Darned if all my kiddos aren't just so self conscious around a camera. She was laughing as loud as he was, if only I could have recorded without her seeing it!

It's not just with siblings I've seen this change, but also with other kids. One of our therapists told me of a special needs storytime at the Agave Library just 12 mins from our home. It was perfect, a smaller group with dimmer lighting and quietier place full of sensory toys, a visual calender of each activity they would do and a predictability that had Bubby at home quickly. At the end there is always some time to play with toys and friends and the circular sensory pads were his favorite. He'd lay them out like at physical therapy and jump from one to the next. This caught on with another typical kiddo who'd follow along and together, they'd laugh and clap for each other. It was all good until the other boy decided he wanted to move a pad. Bubby firmly pushed his hands away and then collected all his pads to play in another corner of the room. I reminded him to share and he grudgingly relinquished one for this little friend.

In addition I began researching water therapy. While Bubby does well with many textures, our main concern now is how he integrates all of this in doing a task. Our minds easily weed out unnecessary info like the feel of the breeze while still maintaining our focus on a task. We didn't know how well Bubby was doing with this and since water therapy gives a wealth of sensory feed back, it seemed worth the investment for an above ground pool for the whole family. Our physical therapist loaned us her large flotation device (fondly named Fishy) which Bubby loves to climb on and ride. It's working his core, arms and helping him with anticipating movement as he dips and floats. I often have him play other games like catching and tossing rings to each other or simply jumping and stopping according to instructions. It's been great fun for all of us and lots of learning for him.

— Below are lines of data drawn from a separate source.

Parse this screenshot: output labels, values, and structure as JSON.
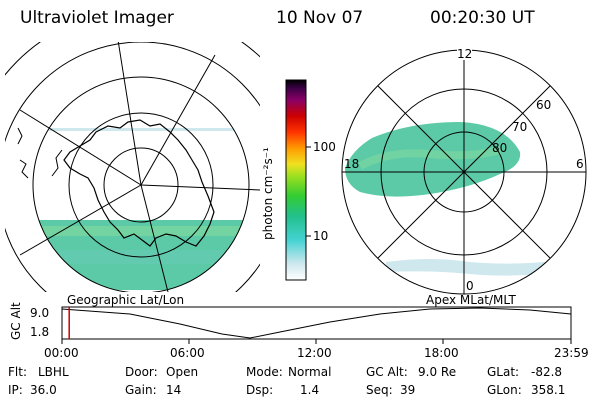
{
  "header": {
    "title": "Ultraviolet Imager",
    "date": "10 Nov 07",
    "time": "00:20:30 UT"
  },
  "left_panel": {
    "caption": "Geographic Lat/Lon"
  },
  "right_panel": {
    "caption": "Apex MLat/MLT",
    "mlt_labels": {
      "top": "12",
      "left": "18",
      "right": "6",
      "bottom": "0"
    },
    "lat_labels": [
      "60",
      "70",
      "80"
    ]
  },
  "colorbar": {
    "label": "photon cm⁻²s⁻¹",
    "ticks": [
      "100",
      "10"
    ],
    "scale": "log",
    "colors": [
      "#ffffff",
      "#cfe8ee",
      "#44d2d2",
      "#22c08c",
      "#33cc33",
      "#9ee020",
      "#f0e020",
      "#ff9900",
      "#ff3300",
      "#cc0000",
      "#8a0066",
      "#3a0044",
      "#000000"
    ]
  },
  "timeline": {
    "ylabel": "GC Alt",
    "y_ticks": [
      "9.0",
      "1.8"
    ],
    "x_ticks": [
      "00:00",
      "06:00",
      "12:00",
      "18:00",
      "23:59"
    ],
    "y_range": [
      1.8,
      9.0
    ],
    "current_time_hours": 0.34
  },
  "status": {
    "row1": [
      {
        "label": "Flt:",
        "value": "LBHL"
      },
      {
        "label": "Door:",
        "value": "Open"
      },
      {
        "label": "Mode:",
        "value": "Normal"
      },
      {
        "label": "GC Alt:",
        "value": "9.0 Re"
      },
      {
        "label": "GLat:",
        "value": "-82.8"
      }
    ],
    "row2": [
      {
        "label": "IP:",
        "value": "36.0"
      },
      {
        "label": "Gain:",
        "value": "14"
      },
      {
        "label": "Dsp:",
        "value": "1.4"
      },
      {
        "label": "Seq:",
        "value": "39"
      },
      {
        "label": "GLon:",
        "value": "358.1"
      }
    ]
  }
}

He's still quite a monkey, he's figured out how the baby proofing stuff works and taught his sister as well! Our island has become their favorite place to hid and obviously everything inside had to go!
The other things that makes all of this homeschooling possible is our Kera Forrest, our newest respite worker! We were terribly sad to lose Ms. Marni, but so happy to have Kera. Incidentally Kera is Marni's sister. The transition has been a breeze thankfully. He was gigging and playing with her this morning which will make her job so much easier. I'm hoping to develop a learning schedule of sorts for her to work with him. Interspersed with doing Geminii, shapes and colors there will be lots of play and games all geared to helping him in all areas of therapies. Weekly therapies and almost daily visits with Kera in addition to our own work makes for quite a team. We are so grateful for our blessings and resources!

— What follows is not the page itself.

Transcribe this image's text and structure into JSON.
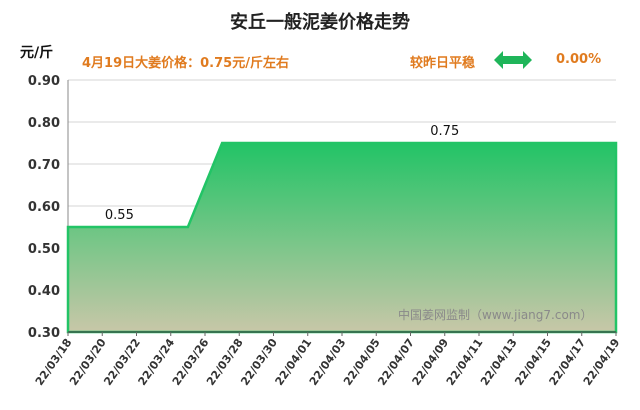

With all of this I can't wait to see how he blooms and grows this next year. We grow right along with him! I remember when Isaac was first born how terrified I was about being a parent. Time and experience have taught me that we are inspired as we desired to help these little beings in our care because we love them so much. We really can be their best teachers and advocates as we trust that inspiration/instinct/gut response that we feel they need and find the courage to push for it. Doors open along the way, the team grows and life is richer for it!